Legal blindness entitles tax filers to a lower tax liability, according to the Internal Revenue Service (IRS) tax code. The lower tax liability comes from increasing either itemized deductions or the standard deduction, depending on which the tax filer claims. The same deduction increase applies to individuals or spouses who are blind or over the age of 65.

Legal Blindness

The IRS defines legal blindness as being unable to see better than 20/200 in your better eye even with corrective eyeglasses or contacts, or having a field of vision less than 20 degrees. The statement must be certified by a registered optometrist or eye doctor, and must accompany your tax filing. The state of blindness must be established on or before the last calendar day in a year.


Designation as legally blind must be made on IRS tax form 1040 on line 39a or 1040A on line 23a. Blind filers may not use form 1040EZ to obtain a higher deduction. The deduction amount will be subtracted from the filer's annual gross income (AGI), which will reduce the amount of money on which taxes must be paid. Blind filers who are over the age of 65 or who are married to someone who is blind and/or over the age of 65 are entitled to additional deductions.
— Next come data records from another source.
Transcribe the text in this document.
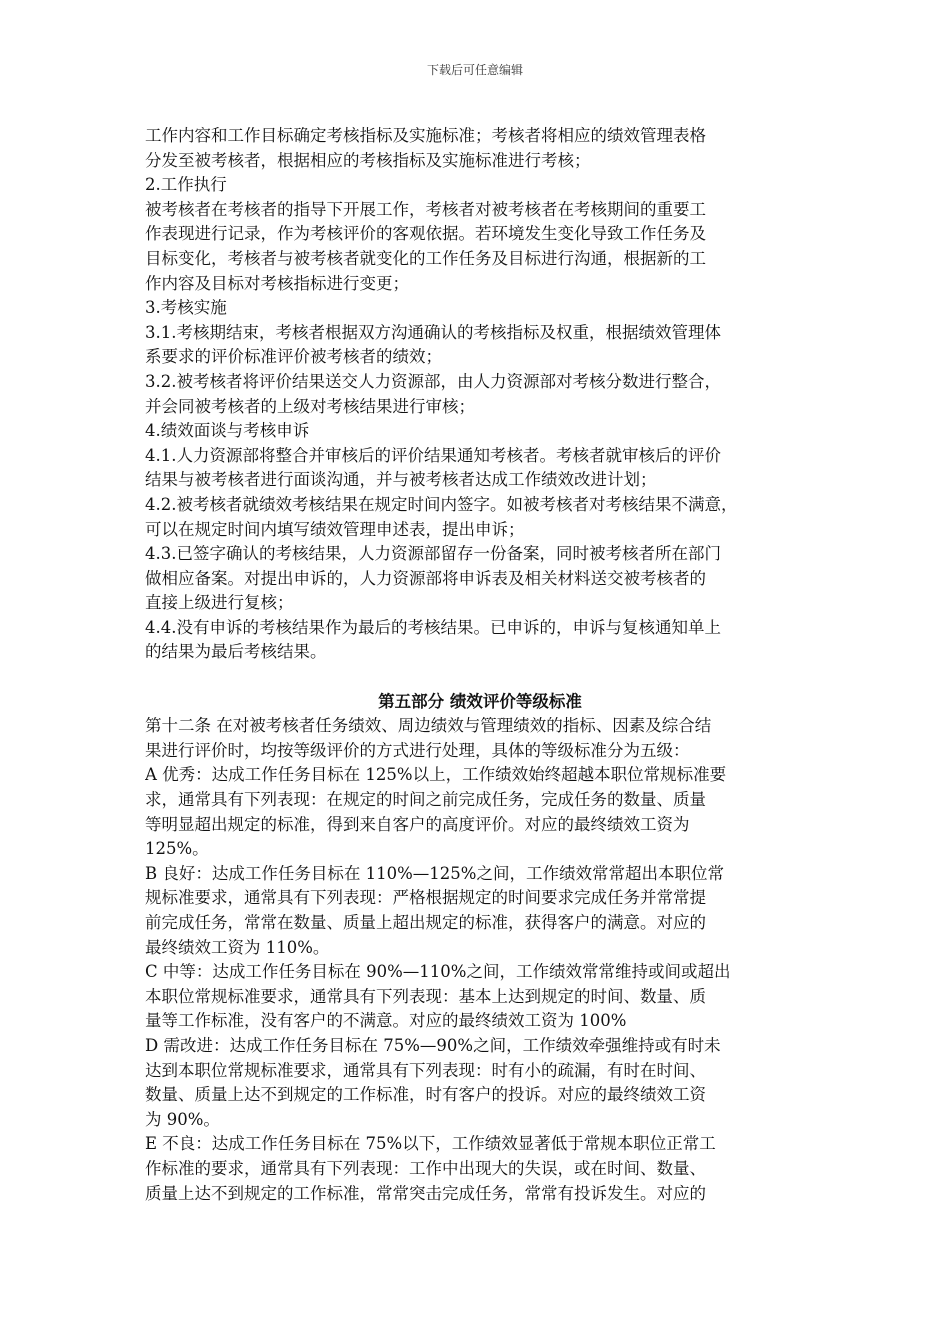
下载后可任意编辑
工作内容和工作目标确定考核指标及实施标准；考核者将相应的绩效管理表格
分发至被考核者，根据相应的考核指标及实施标准进行考核；
2.工作执行
被考核者在考核者的指导下开展工作，考核者对被考核者在考核期间的重要工
作表现进行记录，作为考核评价的客观依据。若环境发生变化导致工作任务及
目标变化，考核者与被考核者就变化的工作任务及目标进行沟通，根据新的工
作内容及目标对考核指标进行变更；
3.考核实施
3.1.考核期结束，考核者根据双方沟通确认的考核指标及权重，根据绩效管理体
系要求的评价标准评价被考核者的绩效；
3.2.被考核者将评价结果送交人力资源部，由人力资源部对考核分数进行整合，
并会同被考核者的上级对考核结果进行审核；
4.绩效面谈与考核申诉
4.1.人力资源部将整合并审核后的评价结果通知考核者。考核者就审核后的评价
结果与被考核者进行面谈沟通，并与被考核者达成工作绩效改进计划；
4.2.被考核者就绩效考核结果在规定时间内签字。如被考核者对考核结果不满意，
可以在规定时间内填写绩效管理申述表，提出申诉；
4.3.已签字确认的考核结果，人力资源部留存一份备案，同时被考核者所在部门
做相应备案。对提出申诉的，人力资源部将申诉表及相关材料送交被考核者的
直接上级进行复核；
4.4.没有申诉的考核结果作为最后的考核结果。已申诉的，申诉与复核通知单上
的结果为最后考核结果。
第五部分 绩效评价等级标准
第十二条 在对被考核者任务绩效、周边绩效与管理绩效的指标、因素及综合结
果进行评价时，均按等级评价的方式进行处理，具体的等级标准分为五级：
A 优秀：达成工作任务目标在 125%以上，工作绩效始终超越本职位常规标准要
求，通常具有下列表现：在规定的时间之前完成任务，完成任务的数量、质量
等明显超出规定的标准，得到来自客户的高度评价。对应的最终绩效工资为
125%。
B 良好：达成工作任务目标在 110%—125%之间，工作绩效常常超出本职位常
规标准要求，通常具有下列表现：严格根据规定的时间要求完成任务并常常提
前完成任务，常常在数量、质量上超出规定的标准，获得客户的满意。对应的
最终绩效工资为 110%。
C 中等：达成工作任务目标在 90%—110%之间，工作绩效常常维持或间或超出
本职位常规标准要求，通常具有下列表现：基本上达到规定的时间、数量、质
量等工作标准，没有客户的不满意。对应的最终绩效工资为 100%
D 需改进：达成工作任务目标在 75%—90%之间，工作绩效牵强维持或有时未
达到本职位常规标准要求，通常具有下列表现：时有小的疏漏，有时在时间、
数量、质量上达不到规定的工作标准，时有客户的投诉。对应的最终绩效工资
为 90%。
E 不良：达成工作任务目标在 75%以下，工作绩效显著低于常规本职位正常工
作标准的要求，通常具有下列表现：工作中出现大的失误，或在时间、数量、
质量上达不到规定的工作标准，常常突击完成任务，常常有投诉发生。对应的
The amount of the deduction for blindness varies from year to year. In 2009, tax filers should combine the number of factors that affect them: personal blindness, personal age (over 65), spouse's blindness and spouse's age (over 65), and multiply this number by $1,400 if single or head of household or by $1,100 if married. This value should then be added to either the itemized deduction or standard deduction amount for that year.